The Motivation for Diligence
The second half of the verse provides the stark, motivating reason for this urgency.
"...for there is no working or explaining or knowledge or wisdom in Sheol where you are going." (Ecclesiastes 9:10c)
This is the cheerful realism I mentioned. You are going to die. This life is the appointed time for labor. The night is coming when no man can work. This is not a morbid fixation; it is a profound motivation. Your time is finite. Your opportunities on this earth are limited. Therefore, do not waste them. Make hay while the sun shines.
Now, we must understand what "Sheol" means here. In the Old Testament, Sheol, like the Greek Hades, is the place of the dead, the grave, the realm of departed spirits. It is not what we typically think of as Hell, the lake of fire, or Gehenna. Before the resurrection of Christ, all who died, righteous and wicked alike, went to Sheol. It was a place of waiting. For the wicked, it was a place of torment. For the righteous, it was a place of rest, what Jesus called "Abraham's bosom." But it was not a place for the kind of "work" we do here. It was not a place for building, planning, writing, or debating. That is the point. The projects of this life cease at the grave.
Solomon, speaking from his "under the sun" perspective, is stating a plain fact: the dead do not participate in the affairs of this world. Their love, their hate, their envy have perished. They no longer have a share in anything done under the sun (Eccl. 9:6). This is why a living dog is better than a dead lion. While there is life, there is opportunity. After death, that particular window of opportunity closes.
For the Christian, this reality is not a cause for despair but for urgency. We know, with a fuller revelation than Solomon had, that to be absent from the body is to be present with the Lord. But we also know that this life is the proving ground. This is where we are to occupy until He comes. This is where we build for His kingdom. The works we do here have eternal consequences. We will be judged according to our deeds, not for our salvation, but for our reward. This life is the time to store up treasures in heaven.
Conclusion: Live Before You Die
This verse is not a license for workaholism. In the immediate context, Solomon tells us to enjoy life with the wife of our youth, to eat our bread with joy, and drink our wine with a merry heart (Eccl. 9:7-9). The command to work with all our might is part of that joyful life, not a contradiction of it. Meaningful, diligent work is one of God's great gifts. It is one of the primary ways we enjoy the world He has made.
The unbeliever hears "you are going to die" and concludes, "therefore, nothing matters." The Preacher says, "you are going to die," and concludes, "therefore, everything you do right now matters immensely." This is the great reversal. The grave is not the end of the story, but it is the end of this chapter. And how we write this chapter has eternal significance.
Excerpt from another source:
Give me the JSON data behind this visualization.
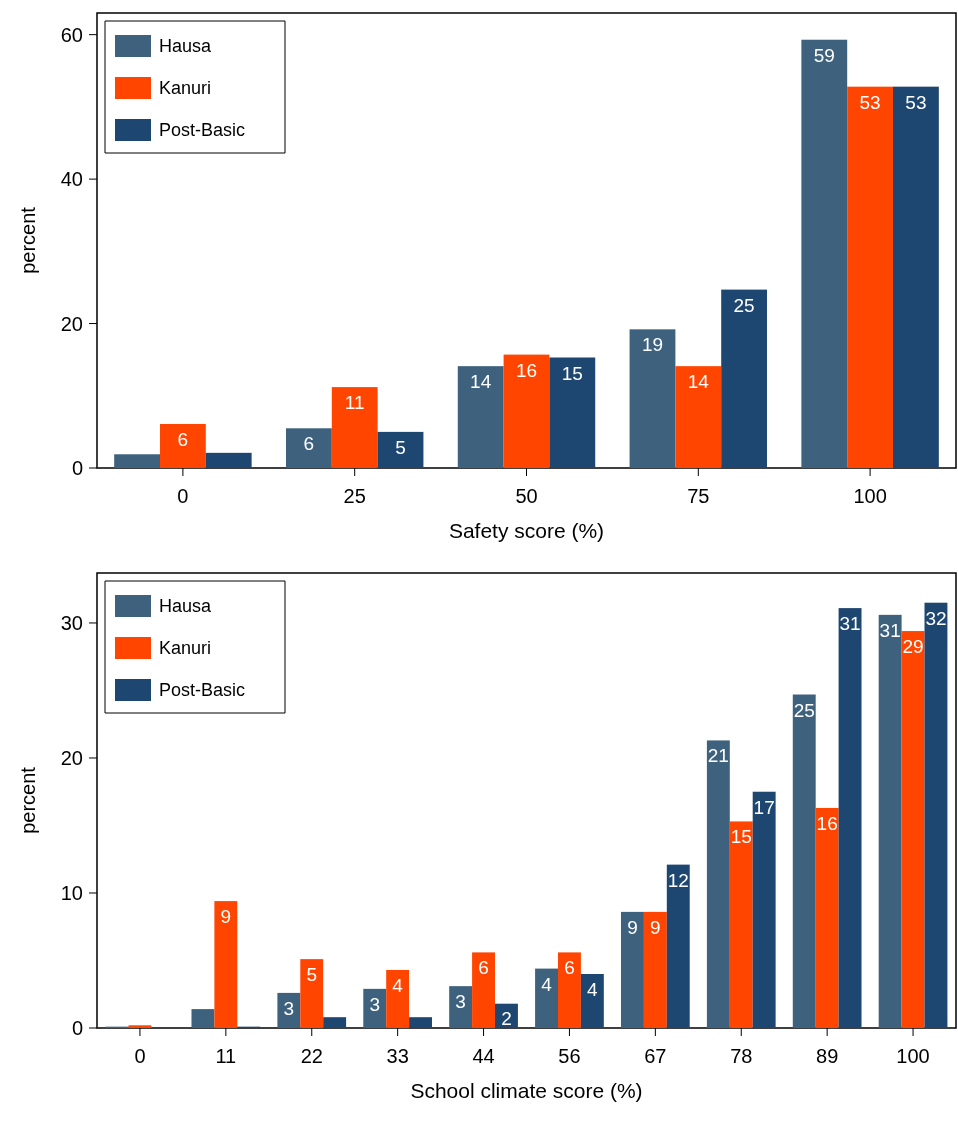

The ultimate reason we can work with all our might, and with joy, is because of the one who went to Sheol and did not stay there. Jesus Christ descended into Hades. He went there to proclaim His victory and to lead captivity captive. He did not see corruption, and on the third day, He rose again, emptying the "Abraham's bosom" side of Sheol and transferring paradise to heaven. Because He defeated the grave, our labor in the Lord is not in vain (1 Cor. 15:58).
So, look at what is in front of you. Look at the tasks God has given you, whether great or small. Do not despise them. Do not procrastinate. Your time is short. The grave is silent. Therefore, live. Live with vigor. Live with diligence. Live with joy. Whatever your hand finds to do, do it with all your might, for the glory of the God who gives you both the work and the strength to do it.